Reggio, via al “Festival delle periferie creative”

Arghillà per undici giorni diventerà la parte più preziosa della città, fra musica, teatro, danza e cultura dal primo ottobre

di Francesco Rende
29 settembre 2017
19:28
Reggio Calabria
Reggio Calabria

La periferia che diventa centro culturale di una intera città, è questa una delle mission per il “Festival delle periferie creative”, che prenderà il via a Reggio Calabria per undici giorni, nato da una idea di “Spazio teatro” e “Adexo” assieme al servizio trasporti Atam che per le domeniche di 1 e 8 ottobre garantirà una navetta tra Piazza Indipendenza e Arghillà.

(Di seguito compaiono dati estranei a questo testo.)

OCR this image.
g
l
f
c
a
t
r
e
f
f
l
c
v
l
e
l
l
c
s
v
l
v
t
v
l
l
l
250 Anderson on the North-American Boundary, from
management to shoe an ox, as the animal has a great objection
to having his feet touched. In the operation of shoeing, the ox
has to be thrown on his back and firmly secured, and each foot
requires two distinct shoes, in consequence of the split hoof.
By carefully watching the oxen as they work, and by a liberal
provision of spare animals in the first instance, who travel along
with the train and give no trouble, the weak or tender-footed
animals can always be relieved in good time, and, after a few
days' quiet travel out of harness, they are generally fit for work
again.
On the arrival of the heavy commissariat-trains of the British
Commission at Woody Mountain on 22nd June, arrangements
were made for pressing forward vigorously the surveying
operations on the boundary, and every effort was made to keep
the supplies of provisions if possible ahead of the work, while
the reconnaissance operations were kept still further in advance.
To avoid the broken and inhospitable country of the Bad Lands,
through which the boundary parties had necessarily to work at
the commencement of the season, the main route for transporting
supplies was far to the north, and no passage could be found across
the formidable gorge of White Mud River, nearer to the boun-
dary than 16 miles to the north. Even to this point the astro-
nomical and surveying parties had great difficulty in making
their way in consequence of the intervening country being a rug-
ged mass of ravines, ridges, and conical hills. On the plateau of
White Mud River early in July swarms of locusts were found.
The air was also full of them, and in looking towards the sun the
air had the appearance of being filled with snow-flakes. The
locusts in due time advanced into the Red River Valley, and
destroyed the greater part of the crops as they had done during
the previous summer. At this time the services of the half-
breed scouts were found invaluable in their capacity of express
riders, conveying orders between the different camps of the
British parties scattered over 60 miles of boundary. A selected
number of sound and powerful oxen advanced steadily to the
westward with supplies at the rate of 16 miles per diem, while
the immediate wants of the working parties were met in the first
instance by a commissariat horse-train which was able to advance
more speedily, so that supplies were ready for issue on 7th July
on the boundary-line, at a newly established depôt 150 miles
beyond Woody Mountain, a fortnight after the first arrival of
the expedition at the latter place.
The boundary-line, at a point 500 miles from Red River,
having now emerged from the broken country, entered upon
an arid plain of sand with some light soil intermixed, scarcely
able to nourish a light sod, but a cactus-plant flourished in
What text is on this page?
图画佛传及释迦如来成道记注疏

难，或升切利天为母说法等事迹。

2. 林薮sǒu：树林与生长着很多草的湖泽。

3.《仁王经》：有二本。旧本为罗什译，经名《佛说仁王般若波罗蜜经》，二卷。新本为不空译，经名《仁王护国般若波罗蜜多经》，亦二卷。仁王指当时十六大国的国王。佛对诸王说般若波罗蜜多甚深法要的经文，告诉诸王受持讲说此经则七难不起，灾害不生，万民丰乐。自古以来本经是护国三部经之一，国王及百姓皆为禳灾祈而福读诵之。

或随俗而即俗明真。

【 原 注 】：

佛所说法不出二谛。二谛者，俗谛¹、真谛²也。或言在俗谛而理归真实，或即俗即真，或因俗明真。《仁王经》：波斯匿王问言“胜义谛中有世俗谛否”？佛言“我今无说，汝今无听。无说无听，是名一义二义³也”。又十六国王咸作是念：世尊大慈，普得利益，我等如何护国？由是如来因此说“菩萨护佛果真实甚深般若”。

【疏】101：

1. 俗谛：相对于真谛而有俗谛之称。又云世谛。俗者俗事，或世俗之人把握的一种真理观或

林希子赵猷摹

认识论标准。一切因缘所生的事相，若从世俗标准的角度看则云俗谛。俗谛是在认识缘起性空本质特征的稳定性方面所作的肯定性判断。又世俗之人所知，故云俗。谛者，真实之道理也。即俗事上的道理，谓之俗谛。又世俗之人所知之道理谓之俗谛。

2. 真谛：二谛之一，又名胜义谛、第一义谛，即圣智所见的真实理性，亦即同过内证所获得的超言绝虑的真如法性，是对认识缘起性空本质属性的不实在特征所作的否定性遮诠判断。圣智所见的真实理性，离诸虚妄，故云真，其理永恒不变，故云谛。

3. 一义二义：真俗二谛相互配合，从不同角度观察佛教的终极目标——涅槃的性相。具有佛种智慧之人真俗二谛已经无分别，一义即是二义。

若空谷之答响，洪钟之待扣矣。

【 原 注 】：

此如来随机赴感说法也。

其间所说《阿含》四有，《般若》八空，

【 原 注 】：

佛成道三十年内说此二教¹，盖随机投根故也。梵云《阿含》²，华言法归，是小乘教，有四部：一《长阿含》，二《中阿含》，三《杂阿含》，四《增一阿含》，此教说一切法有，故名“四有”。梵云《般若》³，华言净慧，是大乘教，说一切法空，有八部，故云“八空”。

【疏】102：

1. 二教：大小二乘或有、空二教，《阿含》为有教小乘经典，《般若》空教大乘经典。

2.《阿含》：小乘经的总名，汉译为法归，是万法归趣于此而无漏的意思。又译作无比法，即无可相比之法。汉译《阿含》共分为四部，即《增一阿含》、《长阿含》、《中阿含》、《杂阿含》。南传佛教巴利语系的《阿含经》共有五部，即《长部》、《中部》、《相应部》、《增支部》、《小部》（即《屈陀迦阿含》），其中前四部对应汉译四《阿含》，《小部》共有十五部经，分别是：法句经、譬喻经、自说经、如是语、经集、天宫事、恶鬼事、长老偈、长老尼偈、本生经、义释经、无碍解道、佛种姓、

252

Un progetto con il patrocinio del Comune di Reggio Calabria, il prezioso sostegno logistico de Il Tralcio, l'associazione che ad Arghillà con le sue importanti attività si occupa soprattutto dei bambini del quartiere, e dell'Istituto scolastico Radice-Alighieri. Un supporto importante è arrivato anche dal Comitato di Quartiere di Arghillà, presente sia logisticamente che moralmente.



La programmazione

1 ottobre ore 16.30, lungo le vie del quartiere, la performance musicale dei Takabum Street Band che anticiperanno il Teatro della Maruca al Centro di aggregazione giovanile con lo spettacolo di burattini “Zampalesta u cane tempesta”

 

2 ottobre per gli allievi della Radice Alighieri con “Amore love Psiche” a cura di SpazioTeatro.

 

Durante la settimana partenza con i laboratori per bambini e ragazzi e la rassegna cinematografica.

 

6 ottobre al centro di aggregazione giovanile con “Upi pian pianino” de Il castello di Sancio Panza.

 


7 ottobre con “Il carro del sole” proposto da SpazioTeatro, i Blinds on the window con le loro sonorità raffinate, la compagnia Teatrop che proporrà “Tzigani” e “Pinocchio Testadura” e la coinvolgente verve musicale del Fabrizio Canale Blues Show.

 

9 ottobre al centro di aggregazione giovanile lo spettacolo “Racconti delle stelle di SpazioTeatro”. Saranno i laboratori di teatro, cinema, musica e ambiente di Anna Calarco, Michele Tarzia, Bottega dei talenti e Biagio Laponte, infine, a proporre fino a fine festival visioni diverse e innovative ai giovani fruitori: i giochi teatrali attorno al Mito, il riciclo creativo, la musica ambientale ed elettronica e il cinema generato da nuove prospettive sapranno garantire un approccio originale e coinvolgente improntato alla crescita e alla formazione.